The Biden administra­tion has warned China against assisting Russia in its war with Ukraine. In March, the US informed Asian and European allies that American intelligen­ce determined that China had signaled to Russia a willingnes­s to provide military support and financial backing to reduce the blow of severe sanctions imposed by the US and its allies.

Biden administra­tion officials say that the Russian invasion has been a clarifying moment for some of the bigger powers in Asia as financial sanctions and export bans have been put in place to check Russia.

US Ambassador Rahm Emanuel, Biden’s top envoy to Japan, said the Japanese have stood out by rallying eight of 10 members of Associatio­n of Southeast Nations to back a UN vote against the Russian invasion.

“Japan has been a pacesetter that has picked up and set the pace for South Korea, Singapore, Australia, New Zealand and others here in the Indo Pacific area,” Emanuel said of Tokyo’s support of Ukraine following the Russian invasion.

Biden, who is making his first presidenti­al trip to Asia, met Kishida briefly on the sidelines of a UN climate conference last year shortly after the Japanese prime minister took office.
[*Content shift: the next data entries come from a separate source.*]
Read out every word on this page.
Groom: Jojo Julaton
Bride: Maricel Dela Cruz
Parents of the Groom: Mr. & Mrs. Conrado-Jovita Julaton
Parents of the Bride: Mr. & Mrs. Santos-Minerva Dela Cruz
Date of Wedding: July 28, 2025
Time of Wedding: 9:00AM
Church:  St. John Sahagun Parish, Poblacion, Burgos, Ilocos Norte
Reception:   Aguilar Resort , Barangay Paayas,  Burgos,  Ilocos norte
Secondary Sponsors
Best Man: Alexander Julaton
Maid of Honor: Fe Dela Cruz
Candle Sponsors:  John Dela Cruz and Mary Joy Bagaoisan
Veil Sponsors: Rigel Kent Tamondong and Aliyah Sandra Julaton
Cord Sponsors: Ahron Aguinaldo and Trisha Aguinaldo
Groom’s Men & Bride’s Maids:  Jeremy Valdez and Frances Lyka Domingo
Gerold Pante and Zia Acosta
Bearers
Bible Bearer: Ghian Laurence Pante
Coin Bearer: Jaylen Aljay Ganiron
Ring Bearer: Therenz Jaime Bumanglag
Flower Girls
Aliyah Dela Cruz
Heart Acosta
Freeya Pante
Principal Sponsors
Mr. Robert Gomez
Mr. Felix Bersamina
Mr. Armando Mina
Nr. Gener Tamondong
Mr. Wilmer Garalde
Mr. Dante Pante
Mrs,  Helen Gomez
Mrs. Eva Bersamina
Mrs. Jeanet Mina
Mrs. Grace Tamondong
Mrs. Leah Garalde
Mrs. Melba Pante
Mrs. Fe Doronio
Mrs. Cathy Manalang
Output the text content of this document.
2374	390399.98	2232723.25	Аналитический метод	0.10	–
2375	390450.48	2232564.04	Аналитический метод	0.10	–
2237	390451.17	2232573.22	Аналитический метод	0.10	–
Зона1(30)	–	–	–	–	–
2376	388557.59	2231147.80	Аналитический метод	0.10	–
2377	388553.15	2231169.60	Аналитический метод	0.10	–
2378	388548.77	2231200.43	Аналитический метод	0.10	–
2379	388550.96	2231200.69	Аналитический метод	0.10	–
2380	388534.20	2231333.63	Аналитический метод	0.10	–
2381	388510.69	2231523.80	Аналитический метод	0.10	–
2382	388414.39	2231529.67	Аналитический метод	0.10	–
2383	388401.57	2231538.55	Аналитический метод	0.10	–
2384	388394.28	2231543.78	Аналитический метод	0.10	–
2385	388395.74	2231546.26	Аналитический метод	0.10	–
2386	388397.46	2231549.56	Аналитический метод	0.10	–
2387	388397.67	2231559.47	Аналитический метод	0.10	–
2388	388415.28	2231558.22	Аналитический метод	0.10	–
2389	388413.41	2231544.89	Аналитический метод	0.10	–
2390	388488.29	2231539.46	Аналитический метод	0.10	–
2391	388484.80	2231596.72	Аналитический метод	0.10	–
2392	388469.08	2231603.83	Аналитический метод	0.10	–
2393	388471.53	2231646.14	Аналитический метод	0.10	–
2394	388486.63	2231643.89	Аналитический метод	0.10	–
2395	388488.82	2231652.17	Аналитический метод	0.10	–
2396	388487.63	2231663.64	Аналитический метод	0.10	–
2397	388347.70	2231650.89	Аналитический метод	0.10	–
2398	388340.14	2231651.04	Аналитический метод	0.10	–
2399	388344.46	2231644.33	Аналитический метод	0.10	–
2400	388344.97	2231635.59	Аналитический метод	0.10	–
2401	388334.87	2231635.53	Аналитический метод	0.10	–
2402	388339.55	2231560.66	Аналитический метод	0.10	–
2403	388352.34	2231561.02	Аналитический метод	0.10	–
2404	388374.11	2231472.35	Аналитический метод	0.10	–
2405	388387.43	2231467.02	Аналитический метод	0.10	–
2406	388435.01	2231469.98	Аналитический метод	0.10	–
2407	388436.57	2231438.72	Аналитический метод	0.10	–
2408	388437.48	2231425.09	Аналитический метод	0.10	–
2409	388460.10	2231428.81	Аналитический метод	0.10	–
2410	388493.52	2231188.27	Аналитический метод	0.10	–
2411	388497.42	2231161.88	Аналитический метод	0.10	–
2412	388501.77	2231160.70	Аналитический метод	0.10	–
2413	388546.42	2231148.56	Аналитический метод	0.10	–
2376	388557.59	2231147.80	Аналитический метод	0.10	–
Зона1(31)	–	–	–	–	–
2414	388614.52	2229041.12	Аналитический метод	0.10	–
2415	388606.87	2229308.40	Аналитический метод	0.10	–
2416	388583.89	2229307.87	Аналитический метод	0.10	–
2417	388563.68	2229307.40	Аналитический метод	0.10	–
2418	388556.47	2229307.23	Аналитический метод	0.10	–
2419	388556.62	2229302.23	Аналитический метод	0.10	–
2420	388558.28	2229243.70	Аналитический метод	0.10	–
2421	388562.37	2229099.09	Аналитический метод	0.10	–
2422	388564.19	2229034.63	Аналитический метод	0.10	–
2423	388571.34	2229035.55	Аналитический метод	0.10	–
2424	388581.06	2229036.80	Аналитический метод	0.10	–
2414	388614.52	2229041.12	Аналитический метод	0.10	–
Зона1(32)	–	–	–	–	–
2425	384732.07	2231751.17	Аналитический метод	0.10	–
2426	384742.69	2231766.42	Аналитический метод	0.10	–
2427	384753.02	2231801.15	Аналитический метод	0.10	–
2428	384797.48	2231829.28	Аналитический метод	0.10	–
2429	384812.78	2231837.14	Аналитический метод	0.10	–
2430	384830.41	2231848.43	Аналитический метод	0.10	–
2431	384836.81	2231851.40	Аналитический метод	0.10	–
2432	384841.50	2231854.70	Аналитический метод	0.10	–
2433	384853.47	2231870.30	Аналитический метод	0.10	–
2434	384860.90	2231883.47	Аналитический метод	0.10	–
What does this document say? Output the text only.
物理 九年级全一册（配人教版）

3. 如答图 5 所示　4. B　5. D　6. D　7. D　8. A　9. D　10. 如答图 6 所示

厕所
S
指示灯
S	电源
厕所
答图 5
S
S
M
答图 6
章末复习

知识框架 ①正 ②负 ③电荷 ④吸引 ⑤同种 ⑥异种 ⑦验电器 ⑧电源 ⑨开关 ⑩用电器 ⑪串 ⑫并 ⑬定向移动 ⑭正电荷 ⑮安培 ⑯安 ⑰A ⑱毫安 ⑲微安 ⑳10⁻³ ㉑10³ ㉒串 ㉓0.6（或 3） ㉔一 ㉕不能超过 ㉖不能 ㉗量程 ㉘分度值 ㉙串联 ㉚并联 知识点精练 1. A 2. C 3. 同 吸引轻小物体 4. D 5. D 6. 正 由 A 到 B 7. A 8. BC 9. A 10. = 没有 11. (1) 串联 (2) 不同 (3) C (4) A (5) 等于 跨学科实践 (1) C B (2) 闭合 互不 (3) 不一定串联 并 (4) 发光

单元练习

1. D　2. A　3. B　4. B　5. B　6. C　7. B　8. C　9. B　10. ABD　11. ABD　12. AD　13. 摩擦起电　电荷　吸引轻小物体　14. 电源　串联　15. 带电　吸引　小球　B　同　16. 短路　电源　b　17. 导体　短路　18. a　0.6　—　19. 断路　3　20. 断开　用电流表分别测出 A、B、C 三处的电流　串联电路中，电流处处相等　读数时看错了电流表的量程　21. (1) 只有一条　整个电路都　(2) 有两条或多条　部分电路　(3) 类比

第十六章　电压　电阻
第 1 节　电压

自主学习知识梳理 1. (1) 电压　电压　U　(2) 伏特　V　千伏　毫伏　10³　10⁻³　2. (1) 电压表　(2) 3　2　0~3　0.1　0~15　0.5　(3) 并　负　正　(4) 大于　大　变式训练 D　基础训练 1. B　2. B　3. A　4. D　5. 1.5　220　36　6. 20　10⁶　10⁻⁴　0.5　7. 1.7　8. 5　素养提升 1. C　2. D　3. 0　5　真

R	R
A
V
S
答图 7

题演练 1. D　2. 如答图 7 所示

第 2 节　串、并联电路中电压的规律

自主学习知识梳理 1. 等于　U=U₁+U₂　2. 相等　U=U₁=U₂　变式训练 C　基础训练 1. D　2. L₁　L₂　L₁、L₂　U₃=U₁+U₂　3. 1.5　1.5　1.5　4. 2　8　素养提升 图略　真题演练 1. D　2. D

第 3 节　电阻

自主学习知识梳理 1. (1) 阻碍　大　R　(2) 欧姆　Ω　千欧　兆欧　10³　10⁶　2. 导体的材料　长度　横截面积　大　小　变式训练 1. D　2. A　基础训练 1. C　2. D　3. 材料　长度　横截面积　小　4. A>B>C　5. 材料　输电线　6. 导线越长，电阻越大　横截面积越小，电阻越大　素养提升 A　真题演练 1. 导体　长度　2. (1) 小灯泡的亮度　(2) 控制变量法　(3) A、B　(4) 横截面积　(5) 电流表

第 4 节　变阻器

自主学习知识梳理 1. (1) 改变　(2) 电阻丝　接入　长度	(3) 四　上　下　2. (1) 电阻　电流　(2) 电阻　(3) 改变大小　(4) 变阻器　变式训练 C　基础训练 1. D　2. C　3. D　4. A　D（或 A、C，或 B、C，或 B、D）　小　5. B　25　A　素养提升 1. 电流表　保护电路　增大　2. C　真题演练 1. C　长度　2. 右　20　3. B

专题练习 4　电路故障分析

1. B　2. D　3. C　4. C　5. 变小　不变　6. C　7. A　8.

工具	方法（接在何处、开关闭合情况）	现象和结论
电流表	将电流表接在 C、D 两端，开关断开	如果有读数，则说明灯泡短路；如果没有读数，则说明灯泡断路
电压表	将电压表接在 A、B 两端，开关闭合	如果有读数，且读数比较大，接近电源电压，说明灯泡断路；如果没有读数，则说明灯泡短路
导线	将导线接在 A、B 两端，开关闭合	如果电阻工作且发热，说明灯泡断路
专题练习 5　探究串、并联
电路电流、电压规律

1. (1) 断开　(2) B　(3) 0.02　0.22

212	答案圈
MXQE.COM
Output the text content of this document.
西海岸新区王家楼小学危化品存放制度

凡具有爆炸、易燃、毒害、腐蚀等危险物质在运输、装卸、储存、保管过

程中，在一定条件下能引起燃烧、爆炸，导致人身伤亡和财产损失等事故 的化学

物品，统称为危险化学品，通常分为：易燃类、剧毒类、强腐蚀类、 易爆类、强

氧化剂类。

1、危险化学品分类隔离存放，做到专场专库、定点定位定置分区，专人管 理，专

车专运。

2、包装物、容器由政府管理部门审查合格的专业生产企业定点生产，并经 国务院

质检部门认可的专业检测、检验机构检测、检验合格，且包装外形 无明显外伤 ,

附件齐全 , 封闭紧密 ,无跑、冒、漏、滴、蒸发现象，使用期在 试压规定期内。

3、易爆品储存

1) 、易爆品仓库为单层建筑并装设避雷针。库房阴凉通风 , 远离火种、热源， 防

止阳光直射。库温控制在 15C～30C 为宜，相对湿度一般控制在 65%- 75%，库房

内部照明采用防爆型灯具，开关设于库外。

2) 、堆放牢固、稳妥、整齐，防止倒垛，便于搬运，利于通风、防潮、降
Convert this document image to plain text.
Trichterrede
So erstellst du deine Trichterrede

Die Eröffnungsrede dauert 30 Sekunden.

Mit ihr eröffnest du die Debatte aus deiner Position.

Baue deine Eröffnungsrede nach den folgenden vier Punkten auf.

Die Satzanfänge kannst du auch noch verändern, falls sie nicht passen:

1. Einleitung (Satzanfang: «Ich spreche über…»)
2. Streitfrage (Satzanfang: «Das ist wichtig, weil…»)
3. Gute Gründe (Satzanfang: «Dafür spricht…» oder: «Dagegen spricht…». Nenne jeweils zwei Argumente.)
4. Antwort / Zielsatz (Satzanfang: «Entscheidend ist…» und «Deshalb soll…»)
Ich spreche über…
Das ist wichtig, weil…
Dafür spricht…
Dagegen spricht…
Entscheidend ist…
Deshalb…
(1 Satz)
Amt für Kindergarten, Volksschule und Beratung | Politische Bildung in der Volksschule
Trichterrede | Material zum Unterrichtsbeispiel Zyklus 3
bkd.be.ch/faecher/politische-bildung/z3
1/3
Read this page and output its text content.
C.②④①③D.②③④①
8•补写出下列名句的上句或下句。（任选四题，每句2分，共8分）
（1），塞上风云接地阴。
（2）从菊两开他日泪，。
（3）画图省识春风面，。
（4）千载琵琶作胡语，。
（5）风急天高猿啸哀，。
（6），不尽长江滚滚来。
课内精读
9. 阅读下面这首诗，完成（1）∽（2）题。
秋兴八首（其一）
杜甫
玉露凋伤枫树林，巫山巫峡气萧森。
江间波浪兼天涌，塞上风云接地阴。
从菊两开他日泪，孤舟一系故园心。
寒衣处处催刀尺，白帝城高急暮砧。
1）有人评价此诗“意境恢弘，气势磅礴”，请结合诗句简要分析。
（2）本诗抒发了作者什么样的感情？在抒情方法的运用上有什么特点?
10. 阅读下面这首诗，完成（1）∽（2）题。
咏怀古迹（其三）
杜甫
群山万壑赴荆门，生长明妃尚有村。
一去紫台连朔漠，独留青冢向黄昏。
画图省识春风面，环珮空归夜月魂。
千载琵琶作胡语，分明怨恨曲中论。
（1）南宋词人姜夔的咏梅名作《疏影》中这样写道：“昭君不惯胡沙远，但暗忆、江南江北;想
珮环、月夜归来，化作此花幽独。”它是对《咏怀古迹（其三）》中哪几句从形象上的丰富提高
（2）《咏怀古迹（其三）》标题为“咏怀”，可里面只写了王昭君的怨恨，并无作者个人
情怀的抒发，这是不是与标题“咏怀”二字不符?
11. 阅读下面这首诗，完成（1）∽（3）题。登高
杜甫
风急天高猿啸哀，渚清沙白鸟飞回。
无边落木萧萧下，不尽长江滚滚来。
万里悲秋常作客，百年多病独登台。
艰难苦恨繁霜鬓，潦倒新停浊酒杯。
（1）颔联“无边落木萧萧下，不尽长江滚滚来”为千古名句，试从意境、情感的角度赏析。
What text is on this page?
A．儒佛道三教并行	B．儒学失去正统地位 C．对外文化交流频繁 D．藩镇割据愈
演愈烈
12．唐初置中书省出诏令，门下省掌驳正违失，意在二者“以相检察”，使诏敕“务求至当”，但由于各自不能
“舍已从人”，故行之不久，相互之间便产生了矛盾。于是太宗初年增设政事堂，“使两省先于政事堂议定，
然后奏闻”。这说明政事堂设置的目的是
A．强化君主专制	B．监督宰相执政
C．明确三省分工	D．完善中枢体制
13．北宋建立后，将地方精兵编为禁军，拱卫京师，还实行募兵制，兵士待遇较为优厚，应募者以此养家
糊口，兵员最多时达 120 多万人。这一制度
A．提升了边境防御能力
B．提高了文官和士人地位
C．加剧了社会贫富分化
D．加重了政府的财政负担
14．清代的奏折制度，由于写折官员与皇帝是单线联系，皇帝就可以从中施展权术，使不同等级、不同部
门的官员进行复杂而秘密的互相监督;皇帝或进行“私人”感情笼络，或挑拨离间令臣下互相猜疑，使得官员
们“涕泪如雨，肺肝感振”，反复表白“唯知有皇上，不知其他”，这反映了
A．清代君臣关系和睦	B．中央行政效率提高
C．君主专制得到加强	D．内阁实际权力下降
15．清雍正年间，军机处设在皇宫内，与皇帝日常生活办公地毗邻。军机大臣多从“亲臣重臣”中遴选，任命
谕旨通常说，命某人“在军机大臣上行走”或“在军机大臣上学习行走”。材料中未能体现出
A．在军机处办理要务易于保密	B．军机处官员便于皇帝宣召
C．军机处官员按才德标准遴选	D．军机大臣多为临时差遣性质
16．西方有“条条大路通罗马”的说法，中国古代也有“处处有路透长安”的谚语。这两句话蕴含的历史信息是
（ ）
He has yet to meet with Yoon face-to-face. The South Korean leader, a former prosecutor who came to office without political or foreign policy experience, was elected in a closely fought election.

Biden arrives in the midst of an unfolding crisis in North Korea, where a mass Covid-19 outbreak is spreading through its unvaccinat­ed population. North Korea acknowledg­ed domestic Covid-19 infections for the first time last week, ending a widely doubted claim it had been virus-free.

In recent months, North Korea has test-launched a spate of missiles in what experts see as an attempt to modernize its weapons and pressure its rivals to accept the country as a nuclear state and relax their sanctions.